They tore down the cattle barn. Nobody asked my permission.
Not that permission would have been mine to give. I was a twelve year old kid who couldn’t be said to own much of anything. But the barn had belonged to my family for years and years, standing tall on our acres of rolling hills that were covered in forest and meadow, sprinkled with creeks, ponds, and sink holes. Until Grandpa had a another heart attack, and had to sell the farm to strangers.
He’d given my father a small corner of the property to build on a few years back. I would tiptoe over across the ravine sometimes to play on the “neighbor’s land”, even though I wasn’t supposed to anymore. I figured nothing had changed but the imaginary thing called “ownership”, and nobody could see you from the house in most places anyway. I trusted the deer not to tell.
I hiked over, down the ravine and up the other side, to sneak around back of the cattle barn. I crowned the steep hill panting, thinking of climbing hay bales behind the barn.
And it was just gone. Where the barn should have been, there was solid nothing. A hundred cubic meters of it, gaping wrongness ripped out of space and time. They might have seen me from the house, but I couldn’t care. I couldn’t breathe.
I staggered into the wreckage, chest tight and cheeks hot, burning with betrayal. Dust puffed up around my bluejeans as I fell to the earth and sat in stunned silence, breathing hard, surrounded by the shattered remains of memories a century older than I was. My throat ached, and water filled my eyes, blurring the lack of walls or feed troughs, as the reality of my loss swam into view at last. A sudden deluge.
I thought of the Middle Meadow, where the absent cattle had grazed. God, that meadow was drenched in sunlight, like nothing else I’ve known. The smell of morning dew rising from freshly cut hay, soaking into my socks around my ankles. Honeysuckle wafting down from the hills no matter which way the breeze was blowing. Sweet tartness of wild black raspberries well worth the bite of multiflora rose thorns, which always seemed to guard them. Lying in the sun on a pillow of grass, like nothing could ever change but the shapes in the clouds.
I thought of the creeks, bubbling up from icy springs, where Dad taught me to hunt for fossils. Plunk-splash of a heavy boulder lugged into the swimming hole. Shocking turquoise on black of a skink’s tail, scurrying beneath a new rock for cover. Wet grit washing from my hands into clear water. Damp and earthy musk of the ancient oak that gradually decomposed, having fallen across the stream before I was born. Its rough bark under my bare feet as I ran across, sat, and stretched onto my back, limbs spread over its solid enormity, gently expanding my torso on curved surface. Lazy swaying of the younger branches above us, rustling their leaves, whistling and creaking in the gusts. Gurgling water falling in a dozen pitches, echoing in deep hollow caverns or tinkling sharp against shards of shale and limestone.
I thought of the forests, feeding fertile soil, reaching up toward the sun. High call of the redtailed hawk who’d nested in the tallest tree at the top of the tallest hill since Dad was sixteen. Tracing the lines in the scarred bark at its the base where his initials, and those of his high school crush, proclaimed their love. Spongy crack of a morel mushroom plucked from beneath its leafy mayflower umbrella. Tag with my brother, dodging and climbing, swinging from thick grape vines. Smoke in the cold evening seeping into our clothes as we traded ghost stories and laughter around a camp fire. Singing folk songs in harmony above the symphony of crickets and spring peepers. Warmth of the fire at my feet as I burrowed deeper into my sleeping bag, just my nose poking out chill in the open air. Stars twinkling through the treetops. The grownups speaking in hushed whispers, pretending not to know we only pretended to sleep. The scent of Grandpa’s pipe.
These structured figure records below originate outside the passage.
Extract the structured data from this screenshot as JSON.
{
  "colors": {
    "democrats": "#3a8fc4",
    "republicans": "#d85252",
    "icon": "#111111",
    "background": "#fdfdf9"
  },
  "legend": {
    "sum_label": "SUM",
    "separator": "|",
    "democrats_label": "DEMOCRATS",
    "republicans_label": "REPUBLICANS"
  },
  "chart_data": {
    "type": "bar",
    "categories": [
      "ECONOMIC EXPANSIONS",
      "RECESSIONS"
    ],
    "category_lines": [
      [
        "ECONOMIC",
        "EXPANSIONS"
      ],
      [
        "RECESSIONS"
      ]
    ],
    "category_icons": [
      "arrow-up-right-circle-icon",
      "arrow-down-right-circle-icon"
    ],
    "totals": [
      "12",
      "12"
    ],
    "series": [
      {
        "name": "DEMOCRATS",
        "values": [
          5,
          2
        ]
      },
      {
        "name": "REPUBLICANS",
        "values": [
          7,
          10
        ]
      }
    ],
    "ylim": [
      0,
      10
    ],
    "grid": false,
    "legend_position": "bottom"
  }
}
My right hand shifted, and I felt the prick of a splinter. The ground was covered in shards of wood, everywhere I looked. I imagined gathering them all up, carrying them home, and gluing them back together, one by one. Restoring the whole from every sacred piece.
I pulled the splinter from my hand, and pocketed the shard it came from. Then I stood, wiped my face on my sleeve, and walked back across the ravine for the last time.